The Value of Even Limited Pro Bono Work
Recently, I had the opportunity to take part in a rather worthwhile pro bono program in the Philadelphia Volunteers for the Indigent Program Foreclosure Rescue Effort (FREE). As many people know, the mortgage foreclosure crisis has affected many homeowners throughout the nation, threatening the loss of many homes due to the inability to pay mortgages. Given the current dire situation, V.I.P. teamed up with the Court of Common Pleas and the Philadelphia Bar Association to create a mortgage foreclosure diversion program. In this program, involving owner-occupied residential properties, cases are scheduled for a conciliation conference before a real property can be sold at a sheriff sale.

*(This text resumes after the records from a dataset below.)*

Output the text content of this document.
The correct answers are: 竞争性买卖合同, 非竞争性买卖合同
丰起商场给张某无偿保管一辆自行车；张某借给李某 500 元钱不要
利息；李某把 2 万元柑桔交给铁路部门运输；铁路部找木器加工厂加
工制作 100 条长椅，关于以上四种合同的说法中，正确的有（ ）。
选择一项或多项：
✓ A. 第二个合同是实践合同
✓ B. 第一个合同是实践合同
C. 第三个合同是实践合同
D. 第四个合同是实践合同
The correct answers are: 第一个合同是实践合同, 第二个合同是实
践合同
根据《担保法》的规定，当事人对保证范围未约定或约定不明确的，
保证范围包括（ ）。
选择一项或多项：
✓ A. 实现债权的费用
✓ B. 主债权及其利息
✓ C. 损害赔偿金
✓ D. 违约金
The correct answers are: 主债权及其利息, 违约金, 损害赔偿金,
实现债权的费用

At the conciliation conference, the judge pro temp explores whether it is possible to reach an amicable resolution before the sale. V.I.P. assigns attorneys to assist endangered homeowners through the process. I assisted V.I.P. as an “on call” attorney at the conciliation conferences, which meant aiding those who showed up at the conference unrepresented and financially eligible for legal assistance.
Many folks are open to the idea of pro bono work but do not want to get too involved with certain cases for fear of lacking enough time. V.I.P. and other legal assistance organizations, however, often offer many opportunities to assist with finite time commitments (for as little as just a few hours). For those fearing too significant a burden, you should check with these organizations and inquire about matters involving limited time commitments. For young lawyers especially, performing this type of work is good practice and training in representing clients. Additionally, in many cases such as the FREE program, you can be involved in a timely and extremely worthy endeavor.